Vers une croisière plus intégrée et durable ?

Derrière les perspectives de croissance, l’équipe MSC met en avant une stratégie de développement responsable, avec des navires récents, majoritairement construits en France, et une planification à long terme jusqu’en 2032. L’ancrage local, tant économique que culturel, est au cœur de la feuille de route. Les artisans et professionnels antillais sont invités à se rapprocher des agents portuaires pour proposer des offres adaptées aux excursions : « Il y a de vraies opportunités à saisir pour les acteurs du territoire », insiste Benoit Chareyre.

Une ambition partagée pour la Caraïbe

Grâce à la multiplication des départs et escales, Fort-de-France conforte son rôle central dans l’attractivité croisière des Antilles. L’arrivée d’un second navire dès 2026 témoigne de la volonté de MSC d’ancrer durablement son activité dans la région. L’enjeu est d’offrir une expérience qui bénéficie autant aux passagers qu’aux territoires. Une ambition partagée par tous les acteurs présents à bord du Virtuosa, Une ambition partagée par tous les acteurs présents à bord du Virtuosa — autorités portuaires, institutionnels, opérateurs touristiques et partenaires logistiques comme Antilles Shipping —  qui savent que dans la Caraïbe, la croisière peut devenir un moteur de transformation durable.

FAQ

 MSC Croisières voit dans les Antilles françaises un marché stratégique, avec un taux de pénétration de la croisière bien supérieur à celui de la France hexagonale. Fort-de-France est devenu le deuxième port d’embarquement français après Marseille, ce qui incite la compagnie à y déployer davantage de capacités. L’arrivée d’un second navire dès la saison 2026-2027 répond à une demande croissante et confirme l’importance de la région dans son développement.

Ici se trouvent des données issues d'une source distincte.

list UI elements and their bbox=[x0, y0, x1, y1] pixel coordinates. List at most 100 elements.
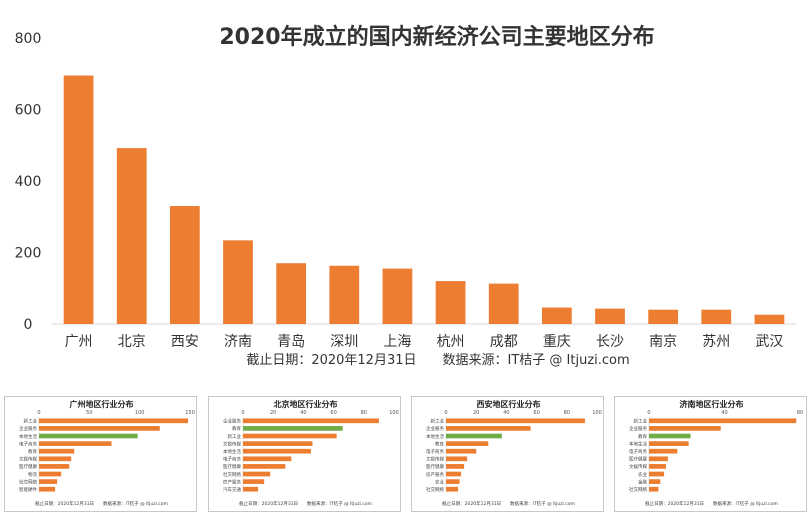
main-xtick-label: 济南 bbox=[224, 334, 252, 350]
main-bar bbox=[754, 314, 785, 324]
main-ytick-label: 600 bbox=[15, 103, 42, 119]
small-xtick-label: 100 bbox=[592, 410, 602, 416]
small-category-label: 社交网络 bbox=[426, 486, 444, 493]
small-bar bbox=[39, 471, 62, 477]
small-category-label: 社交网络 bbox=[629, 486, 647, 493]
small-bar bbox=[649, 464, 666, 469]
small-xtick-label: 40 bbox=[721, 410, 727, 416]
main-bar bbox=[329, 265, 360, 324]
small-xtick-label: 0 bbox=[647, 410, 650, 416]
small-category-label: 新工业 bbox=[634, 418, 648, 425]
small-category-label: 企业服务 bbox=[426, 425, 444, 432]
small-category-label: 教育 bbox=[435, 440, 444, 447]
small-category-label: 农业 bbox=[435, 478, 444, 485]
main-xtick-label: 西安 bbox=[171, 334, 199, 350]
small-chart-guangzhou: 广州地区行业分布 0 50 100 150 新工业 企业服务 本地生活 电子商务 教育 文娱传媒 医疗… bbox=[4, 396, 197, 512]
small-category-label: 房产服务 bbox=[223, 478, 241, 485]
main-ytick-label: 200 bbox=[15, 246, 42, 262]
small-chart-title: 西安地区行业分布 bbox=[477, 399, 541, 409]
small-bar bbox=[243, 471, 271, 477]
small-bar bbox=[649, 486, 659, 492]
main-bar bbox=[169, 206, 200, 324]
main-ytick-label: 400 bbox=[15, 174, 42, 190]
small-bar bbox=[243, 433, 337, 439]
small-xtick-label: 100 bbox=[389, 410, 399, 416]
main-bar bbox=[648, 309, 679, 324]
small-category-label: 文娱传媒 bbox=[19, 456, 37, 463]
small-chart-jinan: 济南地区行业分布 0 40 80 新工业 企业服务 教育 本地生活 电子商务 医疗健康 文娱传媒 农业… bbox=[614, 396, 807, 512]
small-bar bbox=[649, 433, 691, 439]
small-xtick-label: 50 bbox=[86, 410, 92, 416]
small-xtick-label: 80 bbox=[797, 410, 803, 416]
small-bar bbox=[39, 418, 188, 424]
main-bar-chart: 2020年成立的国内新经济公司主要地区分布 0 200 400 600 800 广州 北京… bbox=[15, 24, 796, 368]
small-xtick-label: 20 bbox=[270, 410, 276, 416]
small-chart-svg: 济南地区行业分布 0 40 80 新工业企业服务教育本地生活电子商务医疗健康文娱传媒农业… bbox=[629, 399, 803, 507]
main-xtick-label: 重庆 bbox=[543, 334, 571, 350]
main-bar bbox=[116, 148, 147, 324]
small-bar bbox=[446, 448, 477, 454]
small-category-label: 智能硬件 bbox=[19, 486, 37, 493]
small-xtick-label: 0 bbox=[241, 410, 244, 416]
small-chart-xian: 西安地区行业分布 0 20 40 60 80 100 新工业 企业服务 本地生活 教育 电子商务 文娱传… bbox=[411, 396, 604, 512]
small-category-label: 本地生活 bbox=[629, 440, 647, 447]
small-xtick-label: 40 bbox=[300, 410, 306, 416]
main-xtick-label: 北京 bbox=[118, 334, 146, 350]
small-chart-svg: 西安地区行业分布 0 20 40 60 80 100 新工业企业服务本地生活教育电子商务文娱传… bbox=[426, 399, 602, 507]
small-bar bbox=[649, 479, 661, 484]
small-xtick-label: 20 bbox=[473, 410, 479, 416]
main-xtick-label: 武汉 bbox=[755, 334, 783, 350]
small-bar bbox=[243, 486, 259, 492]
small-xtick-label: 0 bbox=[37, 410, 40, 416]
small-bar bbox=[39, 441, 112, 446]
main-bar bbox=[435, 281, 466, 324]
main-bar bbox=[223, 240, 253, 324]
main-bar bbox=[541, 307, 572, 324]
small-bar bbox=[39, 448, 75, 454]
small-category-label: 企业服务 bbox=[223, 418, 241, 425]
small-xtick-label: 150 bbox=[185, 410, 195, 416]
small-category-label: 文娱传媒 bbox=[426, 456, 444, 463]
small-bar bbox=[446, 433, 502, 439]
small-bar bbox=[39, 479, 58, 484]
main-xtick-label: 广州 bbox=[65, 334, 93, 350]
small-bar bbox=[446, 486, 459, 492]
small-category-label: 汽车交通 bbox=[223, 486, 241, 493]
small-bar bbox=[39, 433, 138, 439]
small-category-label: 教育 bbox=[638, 433, 647, 440]
small-bar bbox=[649, 426, 721, 431]
small-category-label: 社交网络 bbox=[223, 471, 241, 478]
small-bar bbox=[446, 479, 460, 484]
small-chart-beijing: 北京地区行业分布 0 20 40 60 80 100 企业服务 教育 新工业 文娱传媒 本地生活 电子商… bbox=[208, 396, 401, 512]
small-category-label: 企业服务 bbox=[19, 425, 37, 432]
small-chart-footnote: 截止日期：2020年12月31日 数据来源：IT桔子 @ Itjuzi.com bbox=[442, 500, 575, 507]
main-bar bbox=[276, 263, 307, 324]
main-xtick-label: 南京 bbox=[649, 334, 677, 350]
small-category-label: 医疗健康 bbox=[223, 463, 241, 470]
small-category-label: 教育 bbox=[28, 448, 37, 455]
small-category-label: 社交网络 bbox=[19, 478, 37, 485]
small-category-label: 电子商务 bbox=[629, 448, 647, 455]
small-category-label: 金融 bbox=[638, 478, 647, 485]
main-xtick-label: 上海 bbox=[383, 334, 411, 350]
main-xtick-label: 成都 bbox=[490, 334, 518, 350]
small-xtick-label: 60 bbox=[330, 410, 336, 416]
small-chart-footnote: 截止日期：2020年12月31日 数据来源：IT桔子 @ Itjuzi.com bbox=[35, 500, 168, 507]
small-category-label: 文娱传媒 bbox=[223, 440, 241, 447]
small-category-label: 企业服务 bbox=[629, 425, 647, 432]
small-category-label: 医疗健康 bbox=[426, 463, 444, 470]
small-bar bbox=[243, 479, 265, 484]
main-bar bbox=[382, 268, 413, 324]
small-xtick-label: 40 bbox=[503, 410, 509, 416]
small-bar bbox=[649, 471, 665, 477]
small-category-label: 电子商务 bbox=[223, 456, 241, 463]
small-category-label: 电子商务 bbox=[426, 448, 444, 455]
main-bar bbox=[595, 308, 625, 324]
main-bar bbox=[63, 75, 94, 324]
main-xtick-label: 杭州 bbox=[437, 334, 465, 350]
small-bar bbox=[446, 456, 468, 462]
small-bar bbox=[446, 441, 489, 446]
main-bar bbox=[701, 309, 732, 324]
small-bar bbox=[243, 456, 292, 462]
small-chart-title: 北京地区行业分布 bbox=[274, 399, 338, 409]
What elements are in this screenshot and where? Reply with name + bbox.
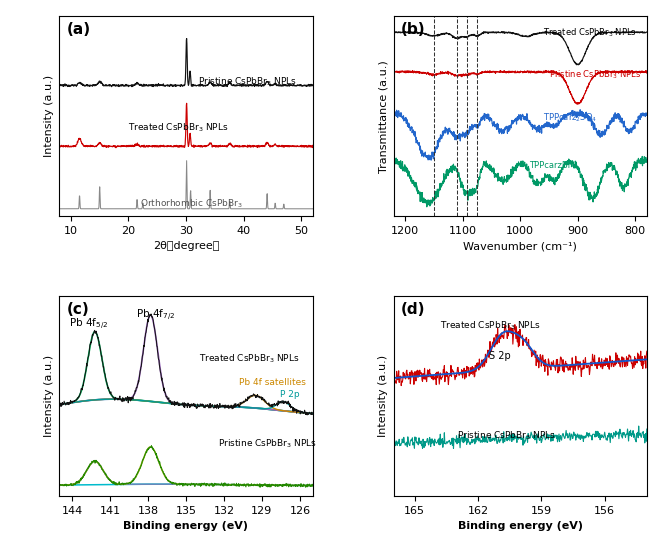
Text: TPPcarzBr: TPPcarzBr xyxy=(529,161,571,169)
Y-axis label: Transmittance (a.u.): Transmittance (a.u.) xyxy=(378,60,388,173)
X-axis label: Binding energy (eV): Binding energy (eV) xyxy=(457,521,583,531)
Text: (a): (a) xyxy=(67,22,91,38)
Text: Pristine CsPbBr$_3$ NPLs: Pristine CsPbBr$_3$ NPLs xyxy=(549,68,642,81)
Text: TPPcarz$_2$SO$_4$: TPPcarz$_2$SO$_4$ xyxy=(543,112,597,124)
Text: Treated CsPbBr$_3$ NPLs: Treated CsPbBr$_3$ NPLs xyxy=(199,353,299,365)
Y-axis label: Intensity (a.u.): Intensity (a.u.) xyxy=(378,355,388,437)
Text: (d): (d) xyxy=(401,302,426,317)
Text: Treated CsPbBr$_3$ NPLs: Treated CsPbBr$_3$ NPLs xyxy=(129,122,229,134)
Text: (c): (c) xyxy=(67,302,90,317)
Y-axis label: Intensity (a.u.): Intensity (a.u.) xyxy=(44,75,54,158)
Y-axis label: Intensity (a.u.): Intensity (a.u.) xyxy=(44,355,54,437)
X-axis label: 2θ（degree）: 2θ（degree） xyxy=(153,241,219,251)
Text: P 2p: P 2p xyxy=(280,390,299,399)
Text: Pristine CsPbBr$_3$ NPLs: Pristine CsPbBr$_3$ NPLs xyxy=(457,430,556,443)
Text: Pristine CsPbBr$_3$ NPLs: Pristine CsPbBr$_3$ NPLs xyxy=(197,75,296,88)
Text: Pb 4f$_{7/2}$: Pb 4f$_{7/2}$ xyxy=(136,308,175,323)
Text: Treated CsPbBr$_3$ NPLs: Treated CsPbBr$_3$ NPLs xyxy=(440,319,541,332)
Text: S 2p: S 2p xyxy=(488,351,510,361)
Text: Pristine CsPbBr$_3$ NPLs: Pristine CsPbBr$_3$ NPLs xyxy=(218,438,317,450)
Text: Pb 4f$_{5/2}$: Pb 4f$_{5/2}$ xyxy=(69,317,108,332)
Text: (b): (b) xyxy=(401,22,426,38)
Text: Orthorhombic CsPbBr$_3$: Orthorhombic CsPbBr$_3$ xyxy=(140,198,243,210)
X-axis label: Binding energy (eV): Binding energy (eV) xyxy=(123,521,249,531)
X-axis label: Wavenumber (cm⁻¹): Wavenumber (cm⁻¹) xyxy=(463,241,577,251)
Text: Treated CsPbBr$_3$ NPLs: Treated CsPbBr$_3$ NPLs xyxy=(543,27,637,39)
Text: Pb 4f satellites: Pb 4f satellites xyxy=(239,378,306,387)
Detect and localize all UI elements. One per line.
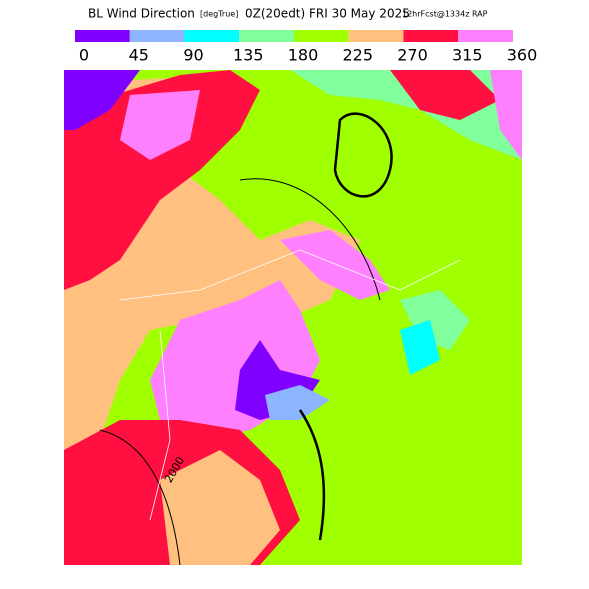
border bbox=[149, 329, 171, 521]
colorbar-segment bbox=[403, 30, 459, 42]
colorbar-segment bbox=[129, 30, 185, 42]
units: [degTrue] bbox=[200, 10, 238, 19]
region bbox=[490, 70, 522, 160]
contour bbox=[239, 178, 381, 301]
colorbar-label: 180 bbox=[288, 46, 319, 65]
colorbar-label: 270 bbox=[397, 46, 428, 65]
border bbox=[119, 249, 461, 301]
colorbar-segment bbox=[458, 30, 513, 42]
region bbox=[280, 230, 390, 300]
region bbox=[64, 70, 140, 130]
run-info: 12hrFcst@1334z RAP bbox=[402, 10, 488, 19]
colorbar-label: 360 bbox=[507, 46, 538, 65]
contour bbox=[333, 112, 393, 198]
colorbar-label: 90 bbox=[183, 46, 203, 65]
region bbox=[160, 450, 280, 565]
colorbar-label: 315 bbox=[452, 46, 483, 65]
region bbox=[390, 70, 500, 120]
colorbar-label: 225 bbox=[342, 46, 373, 65]
contour bbox=[298, 409, 326, 541]
colorbar-segment bbox=[184, 30, 240, 42]
valid-time: 0Z(20edt) FRI 30 May 2025 bbox=[245, 7, 410, 21]
contour bbox=[99, 429, 181, 566]
colorbar-segment bbox=[75, 30, 130, 42]
region bbox=[265, 385, 330, 420]
colorbar-segment bbox=[239, 30, 294, 42]
region bbox=[400, 320, 440, 375]
colorbar: 0 45 90 135 180 225 270 315 360 bbox=[75, 30, 537, 65]
map: 2000 bbox=[64, 70, 522, 566]
region bbox=[64, 70, 260, 290]
colorbar-label: 0 bbox=[79, 46, 89, 65]
region bbox=[120, 90, 200, 160]
colorbar-label: 45 bbox=[129, 46, 149, 65]
colorbar-segment bbox=[348, 30, 404, 42]
colorbar-segment bbox=[294, 30, 349, 42]
colorbar-label: 135 bbox=[233, 46, 264, 65]
title: BL Wind Direction bbox=[88, 7, 195, 21]
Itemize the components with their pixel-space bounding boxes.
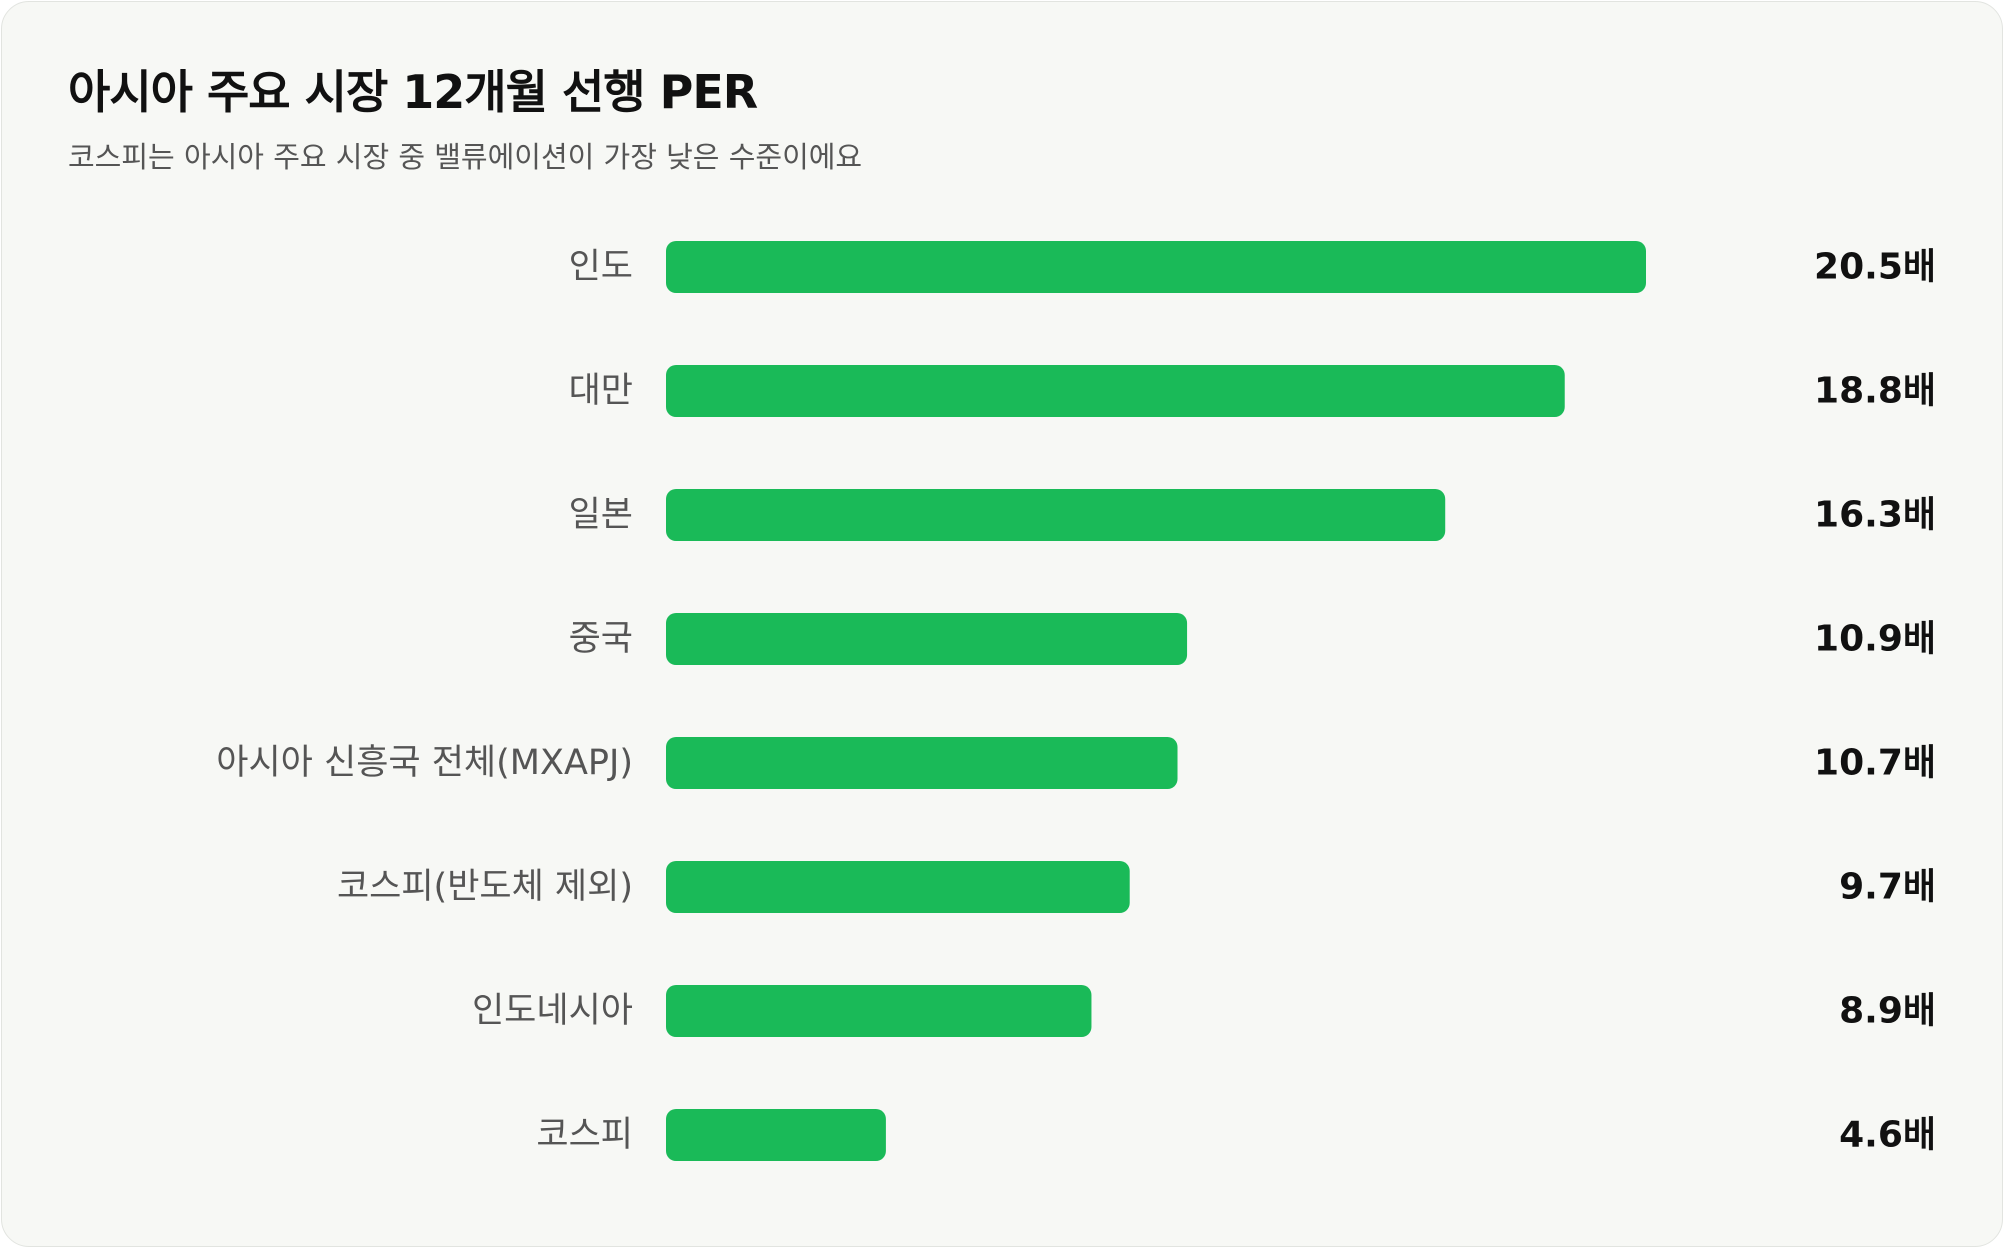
category-label: 코스피 — [536, 1115, 633, 1155]
category-label: 코스피(반도체 제외) — [337, 867, 633, 907]
value-label: 10.9배 — [1814, 619, 1936, 660]
value-label: 10.7배 — [1814, 743, 1936, 784]
chart-subtitle: 코스피는 아시아 주요 시장 중 밸류에이션이 가장 낮은 수준이에요 — [68, 140, 863, 174]
value-label: 9.7배 — [1839, 867, 1936, 908]
bar — [666, 861, 1130, 913]
category-label: 인도 — [569, 247, 633, 287]
bar — [666, 241, 1646, 293]
value-label: 8.9배 — [1839, 991, 1936, 1032]
bar — [666, 737, 1178, 789]
category-label: 일본 — [569, 495, 633, 535]
value-label: 16.3배 — [1814, 495, 1936, 536]
bar — [666, 985, 1092, 1037]
category-label: 중국 — [569, 619, 633, 659]
bar — [666, 489, 1446, 541]
bar — [666, 613, 1188, 665]
value-label: 4.6배 — [1839, 1115, 1936, 1156]
bar — [666, 365, 1565, 417]
category-label: 아시아 신흥국 전체(MXAPJ) — [216, 743, 633, 783]
category-label: 인도네시아 — [472, 991, 633, 1031]
chart-title: 아시아 주요 시장 12개월 선행 PER — [68, 65, 758, 119]
bar — [666, 1109, 886, 1161]
value-label: 20.5배 — [1814, 247, 1936, 288]
value-label: 18.8배 — [1814, 371, 1936, 412]
category-label: 대만 — [569, 371, 633, 411]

Chaque escale active une chaîne de valeur complète : transports, excursions, restauration, artisanat, guides, sécurité, services portuaires, logistique… Les excursions étant souvent réservées à l’avance, elles offrent une visibilité précieuse aux prestataires locaux. Au-delà des achats en centre-ville, l’impact s’étend à de nombreux métiers liés à l’accueil, à la mobilité et aux activités touristiques.

La grande nouveauté est l’arrivée d’un deuxième navire en 2026, opérant toute l’année entre Fort-de-France et La Romana. MSC souhaite également faciliter l’accès depuis la métropole grâce à des partenariats aériens, renforcer les excursions locales et intégrer davantage de produits du territoire dans l’expérience croisière. La compagnie mise ainsi sur une présence durable, plus connectée aux acteurs économiques et culturels des Antilles.